Powróćmy jednak do poprzedniej analogii. Kto choć raz był zakochany, wie doskonale, że stan ten nie trwa wiecznie. I dobrze, bo musiałby doprowadzić do zniszczenia człowieka. W końcu bilans energetyczny ma swoje prawa. Powszechnie uważa się, że pierwszy kryzys nadchodzi nie później niż po trzech latach, a pośredniego dowodu na to dostarczają statystyki rozwodowe. Psychologia mówi wtedy o kryzysie tożsamości, zawiedzionych nadziejach, znudzeniu. Okazuje się jednak, że można o tym mówić także w języku biochemii. Do fenyloetyloaminy, jak do narkotyku, organizm się przyzwyczaja. Potrzebuje zatem coraz większych dawek, których nie otrzymuje, bowiem organizm nie może wytworzyć więcej PEA. W efekcie przyjemne doznania, jeszcze niedawno wywoływane przez spojrzenie, głos, dotyk, a nawet samo wyobrażenie ukochanej osoby, wyraźnie słabną. Jak szybko przebiega proces przyzwyczajania się organizmu, przynajmniej częściowo zależy od indywidualnych cech biologicznych każdego z nas. Wystarczy, żeby w genach znalazła się instrukcja mniej intensywnego wydzielania monoaminooksylaz (MAO), enzymów rozkładających noradrenalinę i już człowiek bardziej stworzony jest do szaleństw niż spokojnego, skromnego życia. Dla psychiatrów nie jest tajemnicą, że takie osoby są zadziorne, skłonne do brawury, nadmiernego ryzyka, hazardu i… częstej zmiany partnerów. Zatem mówiąc pół żartem, pół serio, wybór towarzysza życia powinien uwzględniać również wyniki paru analiz chemicznych.

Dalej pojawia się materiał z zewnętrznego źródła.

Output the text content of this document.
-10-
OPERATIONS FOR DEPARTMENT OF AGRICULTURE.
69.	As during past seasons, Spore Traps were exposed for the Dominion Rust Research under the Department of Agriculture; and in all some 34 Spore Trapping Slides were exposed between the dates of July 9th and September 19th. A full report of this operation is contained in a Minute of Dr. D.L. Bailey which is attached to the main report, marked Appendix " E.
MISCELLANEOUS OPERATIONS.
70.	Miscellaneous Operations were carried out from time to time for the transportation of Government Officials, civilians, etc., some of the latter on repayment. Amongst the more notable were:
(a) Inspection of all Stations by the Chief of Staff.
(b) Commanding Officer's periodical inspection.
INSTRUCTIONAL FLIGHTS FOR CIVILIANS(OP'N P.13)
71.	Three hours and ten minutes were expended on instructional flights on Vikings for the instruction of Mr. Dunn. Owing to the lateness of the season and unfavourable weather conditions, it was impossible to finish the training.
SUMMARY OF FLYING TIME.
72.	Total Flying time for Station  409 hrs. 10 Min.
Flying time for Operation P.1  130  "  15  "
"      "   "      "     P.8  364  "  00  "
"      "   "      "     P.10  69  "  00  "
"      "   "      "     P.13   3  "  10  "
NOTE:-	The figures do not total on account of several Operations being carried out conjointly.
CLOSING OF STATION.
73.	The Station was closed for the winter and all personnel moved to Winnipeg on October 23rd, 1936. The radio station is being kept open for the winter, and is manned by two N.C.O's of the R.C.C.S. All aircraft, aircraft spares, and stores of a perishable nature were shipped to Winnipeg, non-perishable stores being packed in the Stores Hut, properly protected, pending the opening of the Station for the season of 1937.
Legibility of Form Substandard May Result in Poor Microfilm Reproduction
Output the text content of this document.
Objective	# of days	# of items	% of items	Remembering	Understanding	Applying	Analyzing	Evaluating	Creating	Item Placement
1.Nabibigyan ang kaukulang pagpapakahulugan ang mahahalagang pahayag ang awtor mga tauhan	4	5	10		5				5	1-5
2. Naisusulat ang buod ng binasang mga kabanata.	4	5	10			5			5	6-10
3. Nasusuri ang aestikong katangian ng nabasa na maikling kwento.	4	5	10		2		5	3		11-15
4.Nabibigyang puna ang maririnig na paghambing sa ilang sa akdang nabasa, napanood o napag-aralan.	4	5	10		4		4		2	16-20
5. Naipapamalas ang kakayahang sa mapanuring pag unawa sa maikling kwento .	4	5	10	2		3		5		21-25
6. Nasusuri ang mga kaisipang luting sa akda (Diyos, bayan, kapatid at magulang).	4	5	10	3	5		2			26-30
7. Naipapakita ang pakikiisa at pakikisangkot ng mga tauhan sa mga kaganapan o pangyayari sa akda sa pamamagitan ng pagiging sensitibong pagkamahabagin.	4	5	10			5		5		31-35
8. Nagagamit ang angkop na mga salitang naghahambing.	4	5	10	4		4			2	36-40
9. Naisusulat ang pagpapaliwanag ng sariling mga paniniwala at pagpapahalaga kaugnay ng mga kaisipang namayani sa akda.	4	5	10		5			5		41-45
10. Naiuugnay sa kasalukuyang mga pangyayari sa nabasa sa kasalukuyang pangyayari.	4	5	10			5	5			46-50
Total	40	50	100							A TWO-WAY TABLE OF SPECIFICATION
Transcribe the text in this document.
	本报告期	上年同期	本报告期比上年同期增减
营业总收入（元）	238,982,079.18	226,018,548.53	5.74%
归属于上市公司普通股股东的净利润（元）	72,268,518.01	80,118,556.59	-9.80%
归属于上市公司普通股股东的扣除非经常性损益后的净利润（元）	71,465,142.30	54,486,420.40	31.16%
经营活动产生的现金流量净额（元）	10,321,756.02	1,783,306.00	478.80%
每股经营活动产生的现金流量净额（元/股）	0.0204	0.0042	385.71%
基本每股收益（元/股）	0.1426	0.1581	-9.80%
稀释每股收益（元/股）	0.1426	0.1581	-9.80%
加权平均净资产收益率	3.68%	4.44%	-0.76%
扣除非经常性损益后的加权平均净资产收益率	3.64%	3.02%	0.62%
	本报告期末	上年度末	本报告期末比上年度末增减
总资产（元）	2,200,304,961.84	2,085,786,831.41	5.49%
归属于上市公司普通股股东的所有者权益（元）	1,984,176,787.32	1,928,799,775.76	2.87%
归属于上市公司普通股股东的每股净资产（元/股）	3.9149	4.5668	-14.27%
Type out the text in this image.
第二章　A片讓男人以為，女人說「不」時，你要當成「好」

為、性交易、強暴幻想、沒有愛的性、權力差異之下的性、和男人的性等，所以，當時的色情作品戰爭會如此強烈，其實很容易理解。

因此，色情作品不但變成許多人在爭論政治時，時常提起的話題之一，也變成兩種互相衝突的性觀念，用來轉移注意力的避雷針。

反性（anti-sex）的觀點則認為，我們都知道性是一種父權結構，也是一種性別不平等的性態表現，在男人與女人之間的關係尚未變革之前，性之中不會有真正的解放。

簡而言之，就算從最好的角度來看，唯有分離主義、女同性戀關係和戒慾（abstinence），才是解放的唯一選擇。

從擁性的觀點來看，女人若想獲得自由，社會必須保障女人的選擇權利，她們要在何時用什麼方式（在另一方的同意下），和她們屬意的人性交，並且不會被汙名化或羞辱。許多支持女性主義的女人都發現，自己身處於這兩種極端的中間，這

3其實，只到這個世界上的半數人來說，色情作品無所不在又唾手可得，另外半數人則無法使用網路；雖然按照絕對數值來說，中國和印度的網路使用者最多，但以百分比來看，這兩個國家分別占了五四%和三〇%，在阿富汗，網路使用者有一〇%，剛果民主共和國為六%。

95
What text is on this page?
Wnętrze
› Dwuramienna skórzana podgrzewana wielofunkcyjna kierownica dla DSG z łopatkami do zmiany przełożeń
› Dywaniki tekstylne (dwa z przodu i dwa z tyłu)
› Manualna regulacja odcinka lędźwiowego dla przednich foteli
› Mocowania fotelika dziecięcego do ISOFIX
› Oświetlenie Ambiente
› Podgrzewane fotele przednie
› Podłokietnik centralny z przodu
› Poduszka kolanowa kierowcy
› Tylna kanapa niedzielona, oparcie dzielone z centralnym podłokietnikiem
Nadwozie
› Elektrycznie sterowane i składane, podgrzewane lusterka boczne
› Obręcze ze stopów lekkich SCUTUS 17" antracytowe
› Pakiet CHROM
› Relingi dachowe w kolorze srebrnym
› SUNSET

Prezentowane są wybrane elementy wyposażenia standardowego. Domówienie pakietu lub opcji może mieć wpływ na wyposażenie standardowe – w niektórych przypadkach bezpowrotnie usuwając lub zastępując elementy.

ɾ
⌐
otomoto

Kiedy stan zakochania przekształca się w dojrzałą miłość, endorfiny zapewniają poczucie spokoju i bezpieczeństwa

Jeśli stan zakochania musi się skończyć, to dlaczego tak wiele par trwa w związku przez dziesięciolecia, a niektórzy są nawet całkiem z tego zadowoleni? Także i na to pytanie odpowiedzi dostarcza neurochemia. Przede wszystkim zakochanie może się przekształcić w głęboką, spokojną miłość potocznie nazywaną niezbyt romantycznie przywiązaniem, a przez psychiatrów podostrym lub przewlekłym odpowiednikiem zespołu zakochania. Psychologiczny opis tego zjawiska kładzie przede wszystkim nacisk na poczucie bezpieczeństwa, radość bycia razem zwielokrotnioną krótką rozłąką i załamanie, gdy rozstanie jest na zawsze. Czyż nie tak wygląda stan uzależnienia od narkotyków z grupy opiatowców?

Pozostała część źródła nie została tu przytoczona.